You could get motion sickness watching the U.S. markets these days. But the real sick man is Europe.
It's certainly upsetting to watch U.S. stocks tick steadily downward, or lurch around in a volatile mishmash. But for real problems, Europe is the place to be right now.
Spanish and Italian bond yields rose so high recently that the European Central Bank felt compelled to move in. It's now buying bonds in a determined attempt to bring some stability back to the markets. But at the end of the day, says Jens Nordvig, head of G10 foreign exchange strategy at Nomura, "The amounts needed may be huge, given the very large rollover needs in Italy and Spain." And since the central bank does not have the kind of funding Nordvig thinks is needed, "the ECB is in a very awkward position," he wrote in a note to clients.

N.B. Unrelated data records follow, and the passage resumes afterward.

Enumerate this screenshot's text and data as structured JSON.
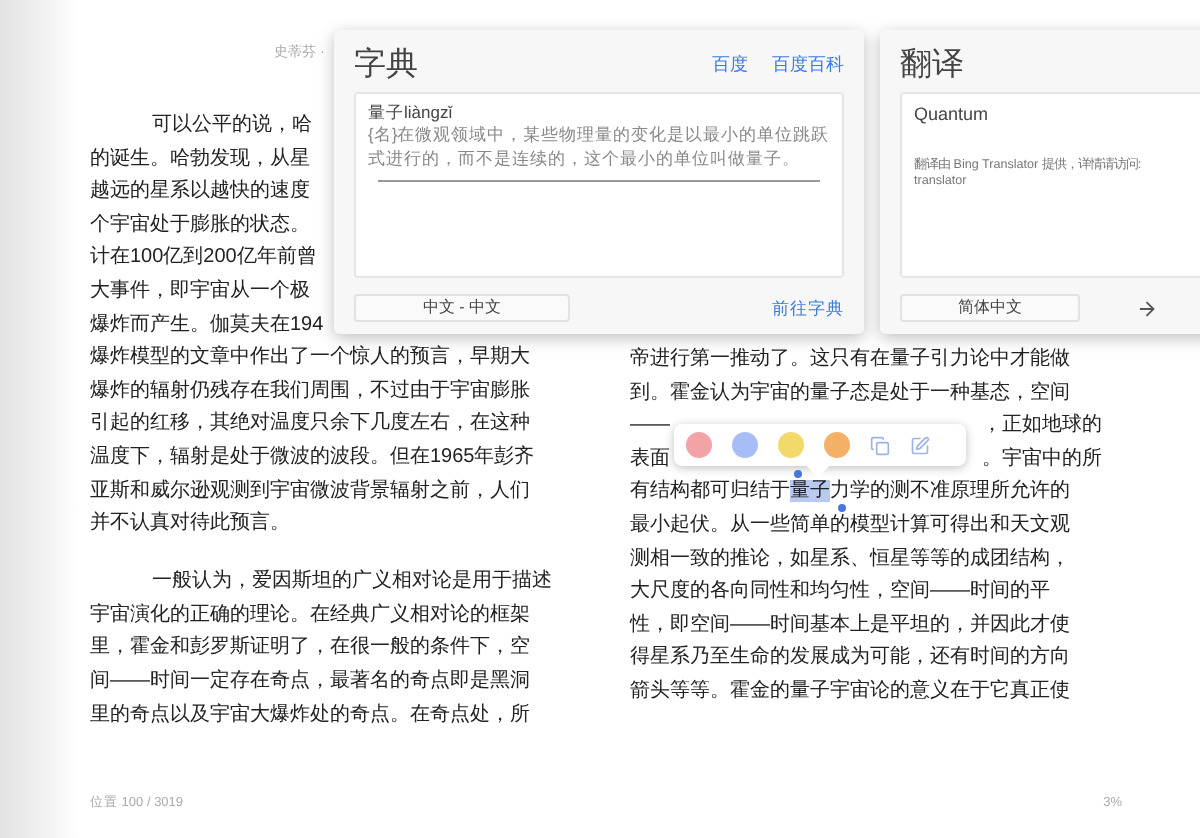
{
  "header": {
    "title": "史蒂芬 ·"
  },
  "left_column": {
    "paragraphs": [
      {
        "indent": true,
        "lines": [
          "可以公平的说，哈",
          "的诞生。哈勃发现，从星",
          "越远的星系以越快的速度",
          "个宇宙处于膨胀的状态。",
          "计在100亿到200亿年前曾",
          "大事件，即宇宙从一个极",
          "爆炸而产生。伽莫夫在194",
          "爆炸模型的文章中作出了一个惊人的预言，早期大",
          "爆炸的辐射仍残存在我们周围，不过由于宇宙膨胀",
          "引起的红移，其绝对温度只余下几度左右，在这种",
          "温度下，辐射是处于微波的波段。但在1965年彭齐",
          "亚斯和威尔逊观测到宇宙微波背景辐射之前，人们",
          "并不认真对待此预言。"
        ]
      },
      {
        "indent": true,
        "lines": [
          "一般认为，爱因斯坦的广义相对论是用于描述",
          "宇宙演化的正确的理论。在经典广义相对论的框架",
          "里，霍金和彭罗斯证明了，在很一般的条件下，空",
          "间——时间一定存在奇点，最著名的奇点即是黑洞",
          "里的奇点以及宇宙大爆炸处的奇点。在奇点处，所"
        ]
      }
    ]
  },
  "right_column": {
    "lines": [
      {
        "kind": "plain",
        "text": "帝进行第一推动了。这只有在量子引力论中才能做"
      },
      {
        "kind": "plain",
        "text": "到。霍金认为宇宙的量子态是处于一种基态，空间"
      },
      {
        "kind": "split",
        "left": "——",
        "right": "，正如地球的"
      },
      {
        "kind": "split",
        "left": "表面",
        "right": "。宇宙中的所"
      },
      {
        "kind": "selection",
        "before": "有结构都可归结于",
        "selected": "量子",
        "after": "力学的测不准原理所允许的"
      },
      {
        "kind": "plain",
        "text": "最小起伏。从一些简单的模型计算可得出和天文观"
      },
      {
        "kind": "plain",
        "text": "测相一致的推论，如星系、恒星等等的成团结构，"
      },
      {
        "kind": "plain",
        "text": "大尺度的各向同性和均匀性，空间——时间的平"
      },
      {
        "kind": "plain",
        "text": "性，即空间——时间基本上是平坦的，并因此才使"
      },
      {
        "kind": "plain",
        "text": "得星系乃至生命的发展成为可能，还有时间的方向"
      },
      {
        "kind": "plain",
        "text": "箭头等等。霍金的量子宇宙论的意义在于它真正使"
      }
    ]
  },
  "dictionary_panel": {
    "title": "字典",
    "links": [
      "百度",
      "百度百科"
    ],
    "headword": "量子liàngzǐ",
    "definition": "{名}在微观领域中，某些物理量的变化是以最小的单位跳跃式进行的，而不是连续的，这个最小的单位叫做量子。",
    "language_button": "中文 - 中文",
    "goto_link": "前往字典"
  },
  "translation_panel": {
    "title": "翻译",
    "result": "Quantum",
    "credit": "翻译由 Bing Translator 提供，详情请访问:",
    "credit_link": "translator",
    "language_button": "简体中文"
  },
  "highlight_toolbar": {
    "colors": [
      {
        "color": "#f2a3a6"
      },
      {
        "color": "#a6bdf5"
      },
      {
        "color": "#f3d96a"
      },
      {
        "color": "#f3b066"
      }
    ]
  },
  "footer": {
    "location": "位置 100 / 3019",
    "progress": "3%"
  }
}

What does this mean for the euro? Nothing good, Nordvig says, noting that the euro fell against both the Swedish krona and the Norwegian krone during Monday's market turmoil - conditions that usually lead the euro to strengthen against peripheral European currencies. The price action, he says, "signals a shift in the perceived risk characteristics of the Euro versus other European currencies."
Nordvig has been recommending selling the euro against the Swiss franc, and he now suggests selling the euro against other currencies, like the Norwegian krone, as well. "The break in correlations on Monday may be a signal of what is in store over the coming weeks," he says.
With Norway, there is always the risk that oil prices could slip. Also, Norway's central bank is meeting on Wednesday, and some experts believe the markets are expecting an interest rate hike that may not materialize. But Nordvig doesn't believe major expectations are priced into the currency right now. "I don't think it's much of a shock if they don't go," he told me.